The West Virginia Attorney General (AG) has taken another tack, opening an investigation of Mylan’s 2012 patent settlement with Teva, which prevented Teva from introducing its generic version of the EpiPen until 2015. Such an agreement could be a violation of the antitrust laws as a “pay for delay” settlement, although the claim will be complicated by Teva’s ultimate failure to win FDA approval to market its generic. (Click here to see our Antitrust Corner article concerning such settlements.) The AG also is investigating potential Medicaid fraud relating to rebates paid under the state’s Medicaid program.
Other actions have challenged Mylan’s practices under consumer protection laws, rather than the antitrust laws. A recently filed Michigan class action claims that, in selling EpiPens only in packs of two, Mylan made misstatements as to the need for two, omitted material information and engaged in deceptive and unconscionable acts in requiring consumers to purchase EpiPens in two-packs. Another class action filed in Ohio alleges that the price increases violate state consumer protection laws because “Defendant has a legal duty and obligation to set a fair, affordable, and reasonable [price] and not hold consumers hostage by forcing them to pay exorbitant prices for its medically necessary product.” It remains to be seen whether such claims survive judicial scrutiny.
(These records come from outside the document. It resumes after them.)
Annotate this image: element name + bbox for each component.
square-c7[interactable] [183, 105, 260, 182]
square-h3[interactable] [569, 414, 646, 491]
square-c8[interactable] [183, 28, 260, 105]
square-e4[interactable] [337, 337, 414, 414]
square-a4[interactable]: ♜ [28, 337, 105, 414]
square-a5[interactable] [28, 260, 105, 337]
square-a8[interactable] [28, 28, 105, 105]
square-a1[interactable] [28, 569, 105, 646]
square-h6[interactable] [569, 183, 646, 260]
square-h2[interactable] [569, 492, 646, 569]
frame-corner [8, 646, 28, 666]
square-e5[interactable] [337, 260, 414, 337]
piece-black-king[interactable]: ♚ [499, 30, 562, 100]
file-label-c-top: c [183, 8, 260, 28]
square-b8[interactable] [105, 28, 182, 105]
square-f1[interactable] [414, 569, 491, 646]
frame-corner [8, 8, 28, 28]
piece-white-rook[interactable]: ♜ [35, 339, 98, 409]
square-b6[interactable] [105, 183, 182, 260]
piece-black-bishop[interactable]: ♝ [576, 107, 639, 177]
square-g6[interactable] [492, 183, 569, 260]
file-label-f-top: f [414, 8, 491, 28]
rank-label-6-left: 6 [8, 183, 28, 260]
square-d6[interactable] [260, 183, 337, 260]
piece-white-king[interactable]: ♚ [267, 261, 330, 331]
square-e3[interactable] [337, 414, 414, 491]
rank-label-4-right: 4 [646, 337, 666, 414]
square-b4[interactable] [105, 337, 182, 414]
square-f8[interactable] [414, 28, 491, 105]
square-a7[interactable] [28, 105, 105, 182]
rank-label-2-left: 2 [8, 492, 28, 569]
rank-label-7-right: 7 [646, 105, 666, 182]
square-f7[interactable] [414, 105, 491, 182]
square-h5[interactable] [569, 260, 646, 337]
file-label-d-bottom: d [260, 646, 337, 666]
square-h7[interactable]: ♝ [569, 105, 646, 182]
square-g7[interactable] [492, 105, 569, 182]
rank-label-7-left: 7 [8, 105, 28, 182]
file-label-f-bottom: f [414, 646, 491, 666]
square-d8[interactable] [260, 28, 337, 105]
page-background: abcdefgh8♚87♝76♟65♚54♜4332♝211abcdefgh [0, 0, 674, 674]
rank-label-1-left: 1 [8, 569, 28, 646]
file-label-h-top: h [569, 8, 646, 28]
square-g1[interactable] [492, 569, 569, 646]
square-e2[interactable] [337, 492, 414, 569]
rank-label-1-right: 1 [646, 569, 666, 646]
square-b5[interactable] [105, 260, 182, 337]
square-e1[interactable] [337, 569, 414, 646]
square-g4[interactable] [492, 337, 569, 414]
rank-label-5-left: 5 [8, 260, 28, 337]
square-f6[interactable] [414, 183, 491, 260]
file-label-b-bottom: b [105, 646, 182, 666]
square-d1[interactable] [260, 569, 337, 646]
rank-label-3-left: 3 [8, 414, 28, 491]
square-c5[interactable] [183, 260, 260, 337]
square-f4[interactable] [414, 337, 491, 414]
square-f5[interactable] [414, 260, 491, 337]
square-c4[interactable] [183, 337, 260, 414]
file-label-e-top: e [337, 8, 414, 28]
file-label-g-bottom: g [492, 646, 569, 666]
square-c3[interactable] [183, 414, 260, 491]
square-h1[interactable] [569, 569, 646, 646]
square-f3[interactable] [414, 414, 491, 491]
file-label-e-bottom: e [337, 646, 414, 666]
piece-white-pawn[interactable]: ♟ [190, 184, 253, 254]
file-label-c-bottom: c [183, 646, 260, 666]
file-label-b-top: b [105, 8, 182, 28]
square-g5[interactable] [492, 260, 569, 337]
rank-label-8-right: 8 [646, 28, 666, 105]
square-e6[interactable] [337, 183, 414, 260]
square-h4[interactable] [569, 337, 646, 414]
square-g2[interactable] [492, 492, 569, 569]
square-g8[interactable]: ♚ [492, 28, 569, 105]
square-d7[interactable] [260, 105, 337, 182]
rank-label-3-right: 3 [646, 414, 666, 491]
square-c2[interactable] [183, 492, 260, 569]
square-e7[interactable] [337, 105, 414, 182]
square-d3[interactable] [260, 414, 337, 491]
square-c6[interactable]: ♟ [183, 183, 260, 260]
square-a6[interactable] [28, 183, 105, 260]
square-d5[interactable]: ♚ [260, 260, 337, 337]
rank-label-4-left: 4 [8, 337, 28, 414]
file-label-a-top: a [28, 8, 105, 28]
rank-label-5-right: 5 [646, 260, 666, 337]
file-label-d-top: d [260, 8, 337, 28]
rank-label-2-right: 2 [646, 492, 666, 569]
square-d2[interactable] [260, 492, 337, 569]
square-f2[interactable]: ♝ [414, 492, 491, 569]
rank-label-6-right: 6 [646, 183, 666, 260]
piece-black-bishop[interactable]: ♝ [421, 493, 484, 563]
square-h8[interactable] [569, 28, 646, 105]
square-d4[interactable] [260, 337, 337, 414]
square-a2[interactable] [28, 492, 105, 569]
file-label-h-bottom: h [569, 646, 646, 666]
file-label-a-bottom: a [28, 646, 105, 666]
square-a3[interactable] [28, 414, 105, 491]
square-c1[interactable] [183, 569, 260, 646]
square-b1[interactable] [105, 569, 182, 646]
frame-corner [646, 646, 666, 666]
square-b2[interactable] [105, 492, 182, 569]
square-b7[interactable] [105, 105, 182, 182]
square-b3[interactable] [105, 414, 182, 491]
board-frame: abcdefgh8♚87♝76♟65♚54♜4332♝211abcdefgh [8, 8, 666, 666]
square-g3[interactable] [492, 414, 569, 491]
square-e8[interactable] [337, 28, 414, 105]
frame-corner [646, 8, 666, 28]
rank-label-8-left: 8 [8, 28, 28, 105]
Given that exorbitant pricing has never been an offense in the past, and the benefits of and medical need for two EpiPens are well documented, Mylan’s defenses in these actions seem strong.
What Next?
Even assuming the New York Attorney General is successful in bringing Mylan to account for exclusionary conduct in the schools market, such an action is at best a limited solution to the situation and is unlikely to lead to broader price cuts. The consumer actions also seem to be a stretch, and it is unclear how long such actions will survive.
The more realistic solution likely lies in the legislature and policy realm, and in particular in the hands of the Food and Drug Administration (FDA), rather than the FTC. Several commentators have called for a reexamination of drug approval standards and potential legislative amendments to further fast-track the entry of generic competitors. Others have pointed to consumer-directed measures, such as transparency in the provision of pricing information. Whatever the approach, with prescription drug spending rising by over 7% a year, this issue will remain on the agenda.